Load Testing: A Walk on the Plank
Paul McLean - based on drawing by Howard Pyle in 1921

Load Testing: A Walk on the Plank

One of the most difficult aspects of load test design is determining the amount of time that a Load Test needs to run.  What is the difference between a two hour and a 12 hour test run in terms of value to the project?

Some managers get a little nervous as 'go-live' approaches, and they dream of a successful load test result.  If the Non Functional Requirements state that the system should processes 'peak hourly load' for one hour, then there is a tendency to limit the duration of the load test to that single hour.  The rationale is simple but flawed.  The defective logic generally includes an irrational fear that a failure will occur in the extra time, which is over and above the minimal 'one hour requirement'.  Such a failure will cast a dark shadow on what could otherwise have been a successful result - so the motivation for minimal testing generally comes from a fear that the system will fail.  I tend to think of this as a 'Walking The Plank' mentality.  Wikipedia as the following quote about 'Walking the Plank':

Given the occasions on which it was known to have been employed, it appears more likely to have been an elaborate and unusual form of sadistic entertainment rather than a regular method of murdering unwanted captives.

Most Load Testing professionals have, at some point in their career, been viewed by key project stakeholders as using their skills as an 'elaborate and unusual form of sadistic entertainment' against an innocent Application System that would work just fine if no one stressed it out.

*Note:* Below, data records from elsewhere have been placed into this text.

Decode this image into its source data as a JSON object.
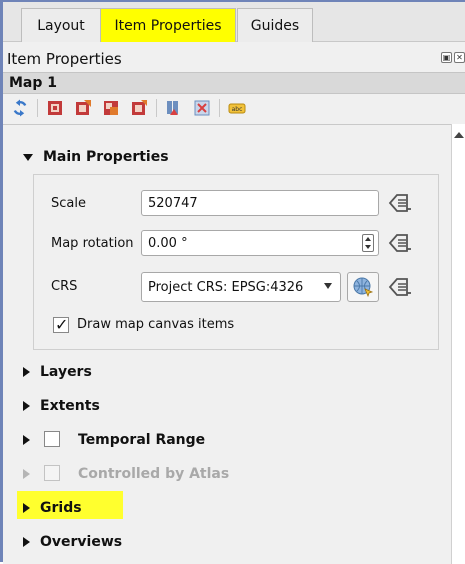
{
  "tabs": [
    {
      "label": "Layout"
    },
    {
      "label": "Item Properties",
      "highlighted": true
    },
    {
      "label": "Guides"
    }
  ],
  "panel": {
    "title": "Item Properties",
    "item_name": "Map 1",
    "title_buttons": [
      "float-icon",
      "close-icon"
    ]
  },
  "toolbar": {
    "icons": [
      "refresh-icon",
      "extent-from-canvas-icon",
      "extent-to-canvas-icon",
      "center-from-canvas-icon",
      "center-to-canvas-icon",
      "bookmarks-icon",
      "zoom-to-atlas-icon",
      "labels-icon"
    ]
  },
  "main_properties": {
    "header": "Main Properties",
    "scale_label": "Scale",
    "scale_value": "520747",
    "rotation_label": "Map rotation",
    "rotation_value": "0.00 °",
    "crs_label": "CRS",
    "crs_value": "Project CRS: EPSG:4326",
    "draw_items_label": "Draw map canvas items",
    "draw_items_checked": true
  },
  "sections": {
    "layers": "Layers",
    "extents": "Extents",
    "temporal": "Temporal Range",
    "atlas": "Controlled by Atlas",
    "grids": "Grids",
    "overviews": "Overviews"
  },
  "colors": {
    "highlight": "#ffff2e",
    "frame": "#6f84b8",
    "panel_bg": "#f0f0f0"
  }
}
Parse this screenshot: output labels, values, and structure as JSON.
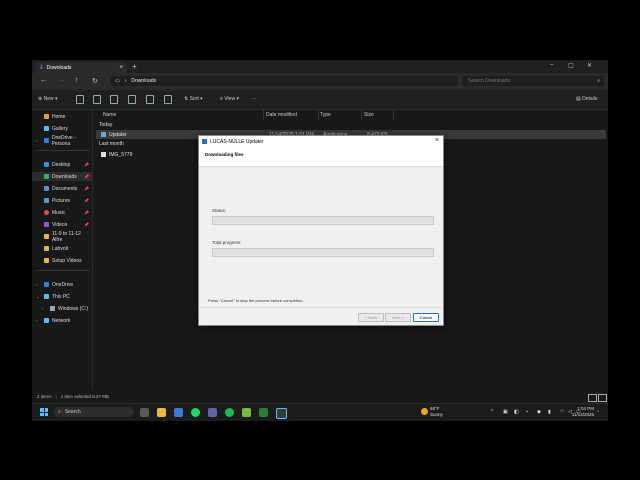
{
  "window": {
    "tab_title": "Downloads",
    "address": "Downloads",
    "search_placeholder": "Search Downloads",
    "toolbar": {
      "new": "New",
      "sort": "Sort",
      "view": "View",
      "more": "···",
      "details": "Details"
    }
  },
  "sidebar": {
    "items": [
      {
        "label": "Home"
      },
      {
        "label": "Gallery"
      },
      {
        "label": "OneDrive - Persona"
      },
      {
        "label": "Desktop"
      },
      {
        "label": "Downloads"
      },
      {
        "label": "Documents"
      },
      {
        "label": "Pictures"
      },
      {
        "label": "Music"
      },
      {
        "label": "Videos"
      },
      {
        "label": "11-9 to 11-12 Alfre"
      },
      {
        "label": "Labvolt"
      },
      {
        "label": "Setup Videos"
      },
      {
        "label": "OneDrive"
      },
      {
        "label": "This PC"
      },
      {
        "label": "Windows (C:)"
      },
      {
        "label": "Network"
      }
    ]
  },
  "files": {
    "columns": [
      "Name",
      "Date modified",
      "Type",
      "Size"
    ],
    "groups": [
      {
        "label": "Today",
        "rows": [
          {
            "name": "Updater",
            "date": "11/14/2025 1:01 PM",
            "type": "Application",
            "size": "8,479 KB"
          }
        ]
      },
      {
        "label": "Last month",
        "rows": [
          {
            "name": "IMG_5779",
            "date": "",
            "type": "",
            "size": ""
          }
        ]
      }
    ]
  },
  "status": {
    "count": "2 items",
    "selected": "1 item selected 8.27 MB"
  },
  "dialog": {
    "title": "LUCAS-NÜLLE Updater",
    "heading": "Downloading files",
    "status_label": "Status:",
    "status_progress": 0,
    "total_label": "Total progress:",
    "total_progress": 0,
    "hint": "Press \"Cancel\" to stop the process before completion.",
    "back": "< Back",
    "next": "Next >",
    "cancel": "Cancel"
  },
  "taskbar": {
    "search": "Search",
    "temp": "68°F",
    "weather": "Sunny",
    "time": "1:04 PM",
    "date": "11/14/2025"
  },
  "colors": {
    "accent": "#4cc2ff",
    "dialog_primary": "#2a70c8",
    "taskbar": "#1c1c1c"
  }
}
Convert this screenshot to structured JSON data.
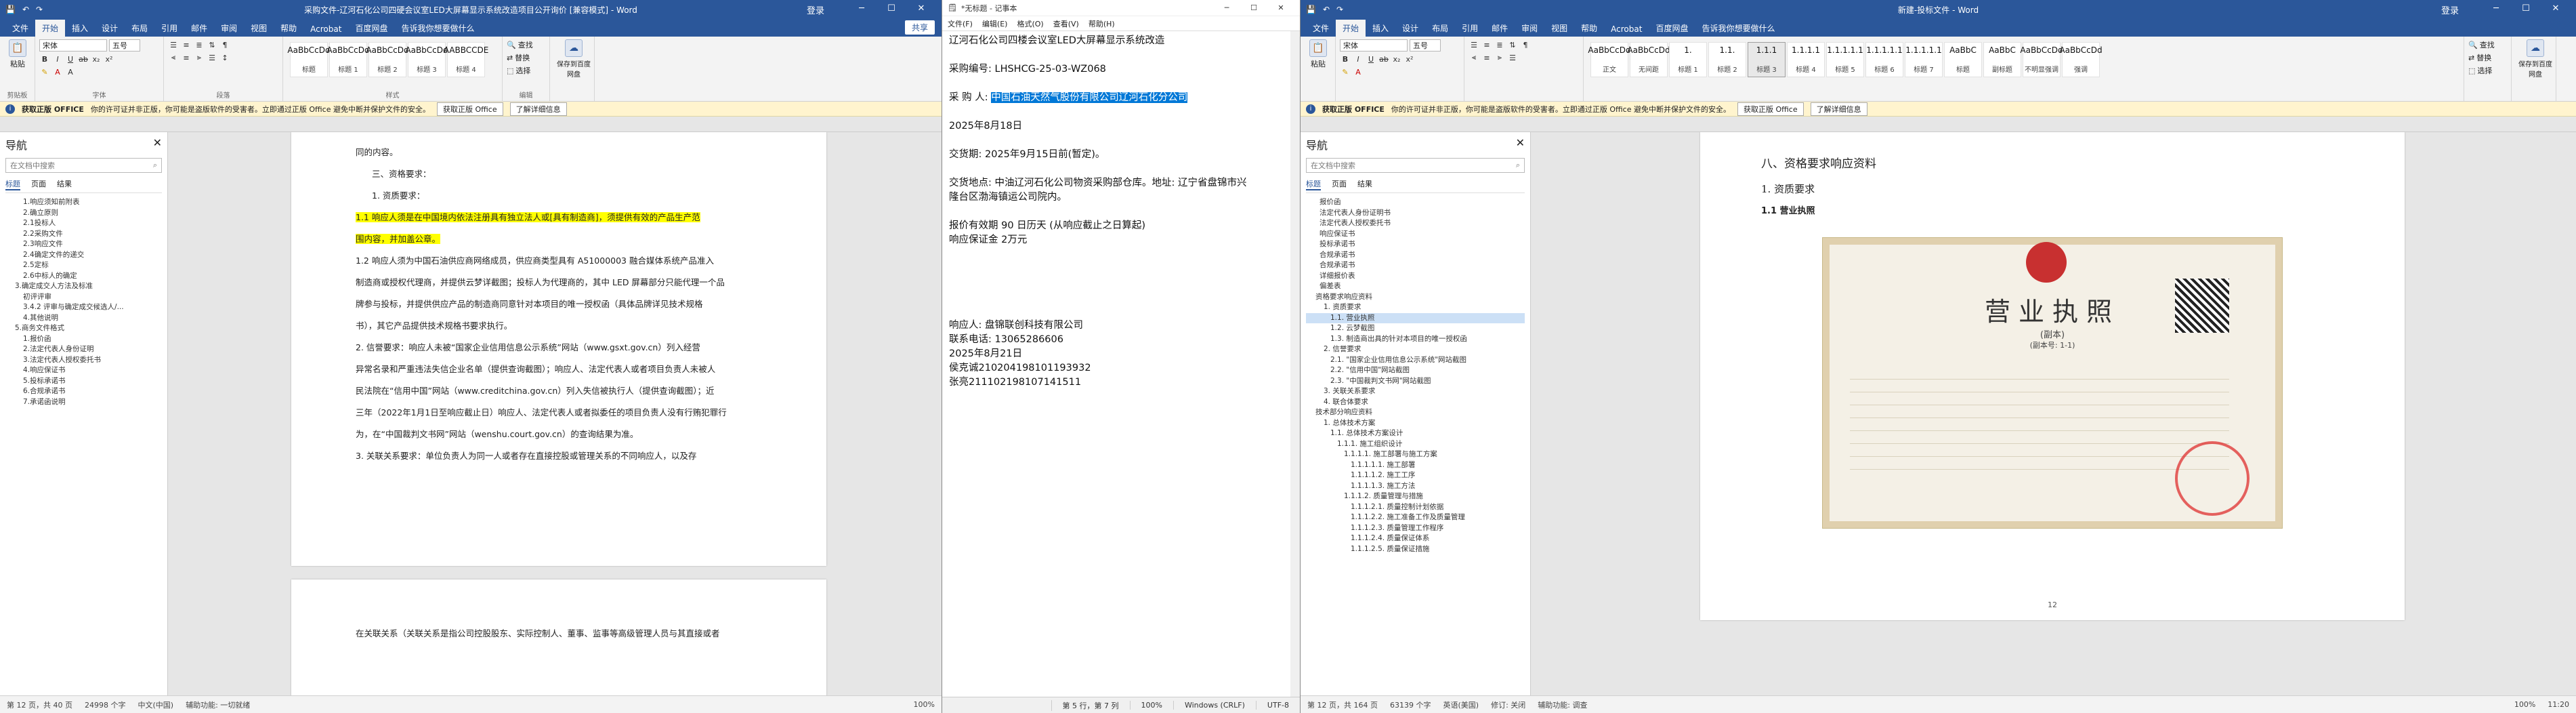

There is no doubt, that from the perspective of the unwanted captive, being forced to 'walk the plank', each step would be terrifying.  The victim's whole mental capacity would be focused on each successive step - fearing that it would be that final step into Davey Jones Locker.  It seems that some key project staff take on a type of 'Vicarious Trauma' as they take on an empathic engagement with the Application Under Test, and fear each additional hour of testing, as if it is like taking another step on a plank to the ultimate abyss of an untimely Sev-1 defect. 

Each additional hour that a load test runs is an hour that could lead to the demise of the application.  So how many hours should the test be configured to run. What is the technical basis for justifying the selection an appropriate run duration.

The graph in the header image shows analysis from a test processing transactions at a rate of 100 transactions per second for six hours, before abruptly failing to zero transactions per second. If the test duration was just five hours, the failure would not have been observed.  What is the difference between a five hour test run with no catastrophic failure and a six hour test run with a failure?  I propose that projects where ongoing reliability needs to be well understood should include multiple long running tests. If possible each night and most weekend opportunities should be utilised to test the number of hours that the system under test can run with no failure. 

A case study example:
Let's consider a relevant situation of testing a major upgrade to an application that has been in production for a year, but the same principles apply to any system.  

The non-functional requirements for the upgraded system have not changed since the original launch 12 months earlier.  Full Peak Hourly Load is considered to be 360,000 transactions in an hour, which equates to 100 TPS.  For the purpose of testing, Peak hourly load should average between 95 and 105 TPS for the entire hour but can vary between 90TPS and 110TPS over the hour based on 1 minute granularity. Over the first 12 months of operation, there have been 100 'Full Peak Hours'.  The number of Full Peak Hour periods is expected to double over the coming months,  so Management want to be confident that upgraded application is no less resilient than the current version, but hope testing can show that it is more resilient.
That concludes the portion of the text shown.